Pat> RFC 2578 allows mixed case descriptors in this place in the Pat> syntax, provided they start with a lower case letter. As I would Pat> expect from my limited use of your fine product, libsmi supports Pat> this correctly :-)
Thanks.
Pat> However, we're seeing various vendor MIBs that have the initial Pat> letter in upper case. Did SMIv1 allow this or are the vendors Pat> just wrong? I can't find an RFC that seems to document the SMIv1 Pat> syntax with the clarity of RFC 2578 for SMIv2.
The SMI has until now always inherited its syntax rules from ASN.1. Even if the SMIv1 specifications do not clearly says that a descriptor must start with a lower-case letter, the ASN.1 documents are pretty clear about this (but I guess most people did not read them).
Pat> As you'll appreciate, users object to having to modify the vendor Pat> MIBs to get them to compile. As a developer, I prefer the strict Pat> approach (if the source is wrong, fix it, don't accept Pat> it). However, I'm under some pressure from our customer support Pat> team to deliver what they term "a usability fix." We're not Pat> aiming at a technically sophisticated market.

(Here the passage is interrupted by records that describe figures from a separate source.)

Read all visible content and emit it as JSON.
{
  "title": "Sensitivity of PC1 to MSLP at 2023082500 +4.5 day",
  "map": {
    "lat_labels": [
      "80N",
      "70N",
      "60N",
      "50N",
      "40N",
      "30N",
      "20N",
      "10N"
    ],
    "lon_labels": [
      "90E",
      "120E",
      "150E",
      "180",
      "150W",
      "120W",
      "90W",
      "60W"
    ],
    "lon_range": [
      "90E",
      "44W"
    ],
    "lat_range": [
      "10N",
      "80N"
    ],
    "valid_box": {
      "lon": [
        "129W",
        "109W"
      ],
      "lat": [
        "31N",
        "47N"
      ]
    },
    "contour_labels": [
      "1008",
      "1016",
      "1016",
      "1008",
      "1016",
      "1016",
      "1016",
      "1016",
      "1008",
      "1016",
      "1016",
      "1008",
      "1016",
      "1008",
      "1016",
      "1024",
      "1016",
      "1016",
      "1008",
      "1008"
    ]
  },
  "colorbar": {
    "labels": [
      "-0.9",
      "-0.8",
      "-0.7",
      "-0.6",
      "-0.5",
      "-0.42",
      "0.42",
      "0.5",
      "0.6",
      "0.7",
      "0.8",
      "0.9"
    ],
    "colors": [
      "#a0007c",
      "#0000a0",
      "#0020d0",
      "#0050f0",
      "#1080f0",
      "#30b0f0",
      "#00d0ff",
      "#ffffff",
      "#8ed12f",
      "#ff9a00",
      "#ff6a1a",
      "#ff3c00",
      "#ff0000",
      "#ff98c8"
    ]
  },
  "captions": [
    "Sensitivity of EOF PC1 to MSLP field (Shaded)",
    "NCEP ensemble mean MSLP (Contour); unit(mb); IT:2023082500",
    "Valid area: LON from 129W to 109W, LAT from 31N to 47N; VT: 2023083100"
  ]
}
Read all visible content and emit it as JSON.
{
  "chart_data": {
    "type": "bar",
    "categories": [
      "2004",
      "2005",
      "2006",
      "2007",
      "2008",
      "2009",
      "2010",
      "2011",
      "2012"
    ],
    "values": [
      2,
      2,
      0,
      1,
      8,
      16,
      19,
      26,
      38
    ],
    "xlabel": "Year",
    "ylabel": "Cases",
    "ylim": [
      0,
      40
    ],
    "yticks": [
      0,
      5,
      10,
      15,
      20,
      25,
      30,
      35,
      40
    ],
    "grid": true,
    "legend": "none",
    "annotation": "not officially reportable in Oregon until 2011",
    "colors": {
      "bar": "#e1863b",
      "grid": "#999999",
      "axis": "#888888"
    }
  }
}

One of the reasons for writing libsmi was to provide a MIB parser implementation that takes the language definition serious. I understand your concerns though from a practical marketing point of view. But even if you change the libsmi parser to accept upper-case descriptors, you should do so by automatically converting them to lower-case and sending a big warning to stderr.
Pat> Can anyone offer advice as to the consequences if I were to Pat> modify the SMI lexer/parser to allow these descriptors to start Pat> with an uppercase letter? Would it break valid MIBs?
It can't break valid MIBs since a MIB with an upper-case descriptor is invalid. What can happen in some corner cases is that you get interesting name clashes and/or broken imports if you automatically convert upper-case descriptors to lower-case descriptors.